Sandham, James: Ontario Brothers Fail to Find their Fortunes in the West

Ontario Brothers Fail to Find their Fortunes in the West

by Jim Sandham

Based on information in “The James Mills and Margaret Jane Houghton Family of Stratford, Ontario”, researched and written by Joan Mills (2008), which cites Robert James Fuller, Frank Fuller and Ken Mills.

Herbert Barclay (H.B.) Fuller was born in 1880 near Stratford, Ontario, first child of a family of twelve. In 1905, at the age of 25, he went west for the summer to work as a foreman on a farm near the Saskatchewan-Alberta border along the #1 Highway. H.B. returned home to Stratford in the fall of 1905 with stories and dreams of making his fortune in the newly formed provinces of Alberta and Saskatchewan.

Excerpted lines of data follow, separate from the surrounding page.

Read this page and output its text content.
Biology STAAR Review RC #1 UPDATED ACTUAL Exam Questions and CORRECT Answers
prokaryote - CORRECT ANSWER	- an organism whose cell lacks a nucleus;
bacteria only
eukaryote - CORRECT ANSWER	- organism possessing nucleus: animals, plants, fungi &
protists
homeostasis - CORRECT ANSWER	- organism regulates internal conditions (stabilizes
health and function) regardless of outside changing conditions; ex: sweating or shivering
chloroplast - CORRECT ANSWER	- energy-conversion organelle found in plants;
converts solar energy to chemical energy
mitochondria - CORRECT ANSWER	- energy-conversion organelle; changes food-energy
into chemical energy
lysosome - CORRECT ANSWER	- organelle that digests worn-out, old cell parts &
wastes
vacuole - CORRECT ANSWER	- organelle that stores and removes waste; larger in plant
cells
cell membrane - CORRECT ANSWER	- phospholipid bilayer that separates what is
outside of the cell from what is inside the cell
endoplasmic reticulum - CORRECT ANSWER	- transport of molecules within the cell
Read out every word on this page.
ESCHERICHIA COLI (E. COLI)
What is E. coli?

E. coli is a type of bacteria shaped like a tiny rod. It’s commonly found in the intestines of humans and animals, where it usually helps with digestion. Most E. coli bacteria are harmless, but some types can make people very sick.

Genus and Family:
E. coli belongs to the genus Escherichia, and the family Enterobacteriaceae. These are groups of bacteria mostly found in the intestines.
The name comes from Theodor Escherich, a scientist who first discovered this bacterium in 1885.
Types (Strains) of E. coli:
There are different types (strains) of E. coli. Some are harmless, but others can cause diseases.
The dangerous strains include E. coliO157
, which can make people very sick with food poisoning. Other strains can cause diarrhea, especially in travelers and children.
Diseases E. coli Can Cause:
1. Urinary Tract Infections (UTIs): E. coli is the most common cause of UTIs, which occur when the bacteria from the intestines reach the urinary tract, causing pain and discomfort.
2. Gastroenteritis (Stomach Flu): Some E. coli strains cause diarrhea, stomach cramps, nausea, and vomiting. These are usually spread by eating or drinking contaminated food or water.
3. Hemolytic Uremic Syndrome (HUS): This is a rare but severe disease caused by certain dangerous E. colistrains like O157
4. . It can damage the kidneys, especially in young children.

He convinced his next younger brother Harry of the opportunities and together they formed a company and received a contract with the Canadian Pacific Railway. They hired a crew and set out to make their fortune. Their job was to improve some of the railway grades in southwest Saskatchewan and to build a dugout to supply water for the railway. The latter job was not very profitable as the ground was hard and rocky.


Building Railway

Herbert & Annie 1908

For several years, things went well and the Fuller brothers went west for the summer months and then back to Ontario for the winter. In 1908 H.B. married Annie Mills, a Stratford woman, and the couple settled in Kipp, AB, so that the brothers could continue their work for the CPR. They contracted in Lethbridge to reduce the grade on the west side of the river nearby. As a headquarters for their company as well as the home for H.B.’s growing family, they purchased four lots in Kipp, dug a cistern and moved a house and stable onto the site.

Fuller Home in Kipp AB

Store at Kipp AB

In 1915 the brothers further expanded their business by buying the local general store and post office. Shortly afterward, things began to go downhill . Harry was killed in France while serving with the Railroad Corps and was buried there. In 1923, Annie, too, died, from pneumonia, leaving their five children without a mother. The subsequent years were a financial struggle for H.B. and his family, with the store eventually failing during the depression, when many farmers could no longer pay their accounts. H.B., with the help of his oldest son, Frank, continued to live in his modest house almost until his death in 1968. No evidence of his life’s work other than photos remains today, the house and store having been bull-dozed for the main highway built over the site.